# Water curing



## LaserKittensGoPewPew (Jun 14, 2008)

Well... I was just reading through the forums and stuff this morning and happened to come into this one. I noticed there weren't any threads on water curing so I decided to make this thread just to pass on the information for those who might be interested.

For those of you who don't want to hang your buds due to the smell for stealth reasons this might come in handy for you. Also, if you are using chemical nutrients and for whatever reason are unable to properly flush, this will certainly remove those impurities. This method will eliminate much of the smell the flowers give off, but also with certain strains some of the taste aswell. For some of you you might enjoy the smell and not wish to do this as the buds won't reek like usual. I for one enjoy that overpowering smell. But this method also speeds up the cure time considerably because the water pulls most of the impurities out that we usually cure for months to attain the same result. 

Basically you harvest your plants and give them a good trim as usual.
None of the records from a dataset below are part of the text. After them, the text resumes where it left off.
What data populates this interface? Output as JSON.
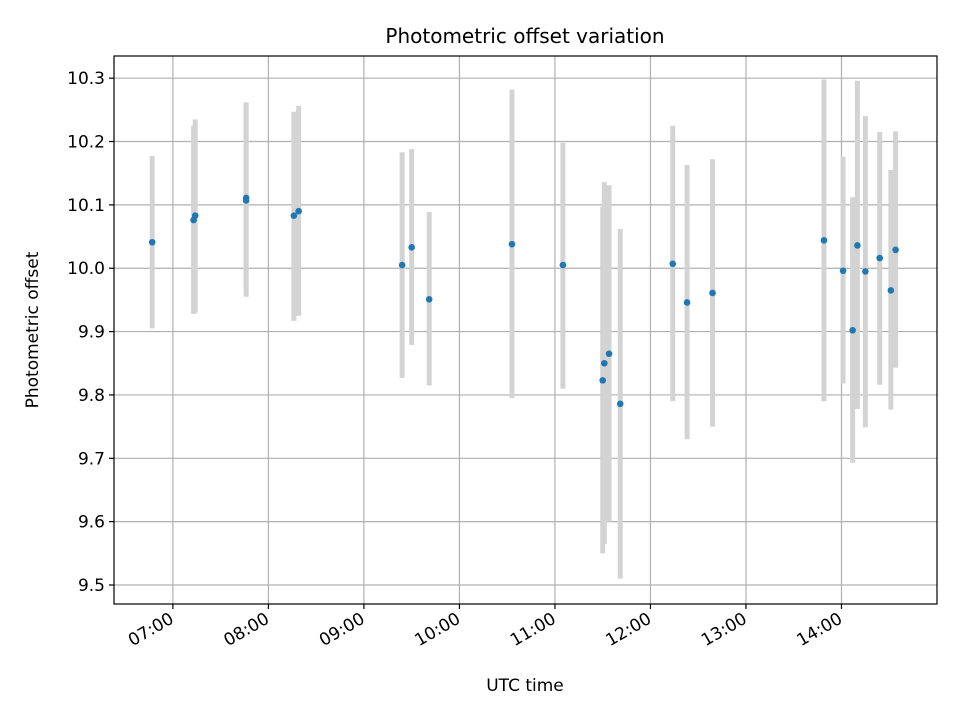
{
  "chart_data": {
    "type": "scatter",
    "title": "Photometric offset variation",
    "xlabel": "UTC time",
    "ylabel": "Photometric offset",
    "xlim": [
      "06:23",
      "15:00"
    ],
    "ylim": [
      9.47,
      10.335
    ],
    "x_ticks": [
      "07:00",
      "08:00",
      "09:00",
      "10:00",
      "11:00",
      "12:00",
      "13:00",
      "14:00"
    ],
    "y_ticks": [
      "9.5",
      "9.6",
      "9.7",
      "9.8",
      "9.9",
      "10.0",
      "10.1",
      "10.2",
      "10.3"
    ],
    "grid": true,
    "colors": {
      "points": "#1f77b4",
      "error_bars": "#d3d3d3",
      "grid": "#b0b0b0"
    },
    "series": [
      {
        "points": [
          {
            "x": "06:47",
            "y": 10.041,
            "yerr_low": 9.905,
            "yerr_high": 10.177
          },
          {
            "x": "07:13",
            "y": 10.076,
            "yerr_low": 9.928,
            "yerr_high": 10.225
          },
          {
            "x": "07:14",
            "y": 10.083,
            "yerr_low": 9.93,
            "yerr_high": 10.235
          },
          {
            "x": "07:46",
            "y": 10.107,
            "yerr_low": 9.955,
            "yerr_high": 10.26
          },
          {
            "x": "07:46",
            "y": 10.111,
            "yerr_low": 9.96,
            "yerr_high": 10.262
          },
          {
            "x": "08:16",
            "y": 10.083,
            "yerr_low": 9.917,
            "yerr_high": 10.247
          },
          {
            "x": "08:19",
            "y": 10.09,
            "yerr_low": 9.925,
            "yerr_high": 10.256
          },
          {
            "x": "09:24",
            "y": 10.005,
            "yerr_low": 9.827,
            "yerr_high": 10.183
          },
          {
            "x": "09:30",
            "y": 10.033,
            "yerr_low": 9.879,
            "yerr_high": 10.188
          },
          {
            "x": "09:41",
            "y": 9.951,
            "yerr_low": 9.815,
            "yerr_high": 10.089
          },
          {
            "x": "10:33",
            "y": 10.038,
            "yerr_low": 9.795,
            "yerr_high": 10.282
          },
          {
            "x": "11:05",
            "y": 10.005,
            "yerr_low": 9.81,
            "yerr_high": 10.198
          },
          {
            "x": "11:30",
            "y": 9.823,
            "yerr_low": 9.55,
            "yerr_high": 10.097
          },
          {
            "x": "11:31",
            "y": 9.85,
            "yerr_low": 9.565,
            "yerr_high": 10.136
          },
          {
            "x": "11:34",
            "y": 9.865,
            "yerr_low": 9.6,
            "yerr_high": 10.131
          },
          {
            "x": "11:41",
            "y": 9.786,
            "yerr_low": 9.51,
            "yerr_high": 10.062
          },
          {
            "x": "12:14",
            "y": 10.007,
            "yerr_low": 9.79,
            "yerr_high": 10.225
          },
          {
            "x": "12:23",
            "y": 9.946,
            "yerr_low": 9.73,
            "yerr_high": 10.163
          },
          {
            "x": "12:39",
            "y": 9.961,
            "yerr_low": 9.75,
            "yerr_high": 10.172
          },
          {
            "x": "13:49",
            "y": 10.044,
            "yerr_low": 9.79,
            "yerr_high": 10.298
          },
          {
            "x": "14:01",
            "y": 9.996,
            "yerr_low": 9.818,
            "yerr_high": 10.176
          },
          {
            "x": "14:07",
            "y": 9.902,
            "yerr_low": 9.693,
            "yerr_high": 10.112
          },
          {
            "x": "14:10",
            "y": 10.036,
            "yerr_low": 9.778,
            "yerr_high": 10.296
          },
          {
            "x": "14:15",
            "y": 9.995,
            "yerr_low": 9.749,
            "yerr_high": 10.24
          },
          {
            "x": "14:24",
            "y": 10.016,
            "yerr_low": 9.816,
            "yerr_high": 10.215
          },
          {
            "x": "14:31",
            "y": 9.965,
            "yerr_low": 9.777,
            "yerr_high": 10.155
          },
          {
            "x": "14:34",
            "y": 10.029,
            "yerr_low": 9.843,
            "yerr_high": 10.216
          }
        ]
      }
    ]
  }
}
Take a container that you can submerge the entire flower into. You want them completely under water. You just have to figure out how to hang them by the stems which shouldn't be too difficult. 

Try to use R/O water or distilled water as it is the cleanest. Now I'm sure most of us know water will not damage the thc. You should probably use room temperature water or luke warm. You don't want anything too cold because the cold will seperate the trichrome from the buds which we don't want. But at the same time you don't want the water to be too hot either. So... Room temperature is what is recommended. 

What the water does is leach out the chlorophyll and other impurities in the bud leaving you with a very smooth smoke and pure taste of the trichromes. The reason some bud is very harsh is due to these impurities that are left in it. This is why we cure the buds so that they sweat these impurities out over time and allow the chlorophyll to break down. That's why bud that has cured for a very long time is usually very smooth.

Now, the more water you have the better as it gives you more water to leach impurities into. The water should be changed every 12-18 hours. This will vary a bit depending on your container size. You will see the water turn a yellowish color as it takes all these impurities out of your bud. When you change the water do your best not to disturb the buds in order to avoid knocking any resin heads off. A method that seems to work well is to use a container like a cooler with a spout. That way you can simply let the water drain without having to touch the hanging buds. Then simply refill the container with fresh water.

The buds should only be soaked in the water for 2-3 days. You will have to look at the color of the water and decide when to take the flowers out and hang them up to dry (just like you would right after you harvest/trim). And don't be afraid when you see the color of your buds. They will be a bit more brown. Sometimes the purples will look almost black. This is because much of the chlorophyll has been leached out of the buds. Again this makes for very smooth smoke.

Once they've dried out you can then jar them and enjoy.  

Again this method is not for everyone. I just felt as growers/connoisseurs the knowledge was important. For commercial growers this will probably take away the bag appeal as the buds will appear brown. The potency however will remain the same or better. But hey, maybe some of you will try this out and come to really enjoy this method over the others. Maybe you won't. Either way, now you know of another curing method. Enjoy.


----------



## camcam (Jun 14, 2008)

Interesting...


----------



## trillions of atoms (Jun 15, 2008)

water curing produces a smoothe smoke with a faster cure. we have discussed this before and i love this method!

thanks for the thread....i was waiting to harvest for pics but i need to start putting up threads theen adding pics when i can


----------



## Roken (Jun 20, 2008)

Wow,
           I have never heard of this method before.  I personaly like my buds to stink and be very pungent, i also savor the taste and am not willing to sacrafice a loss on that end either.  Interesting way to cure for shure i will say that, but i dont think its for me.  Peace and Love!!!!!
Roken.


----------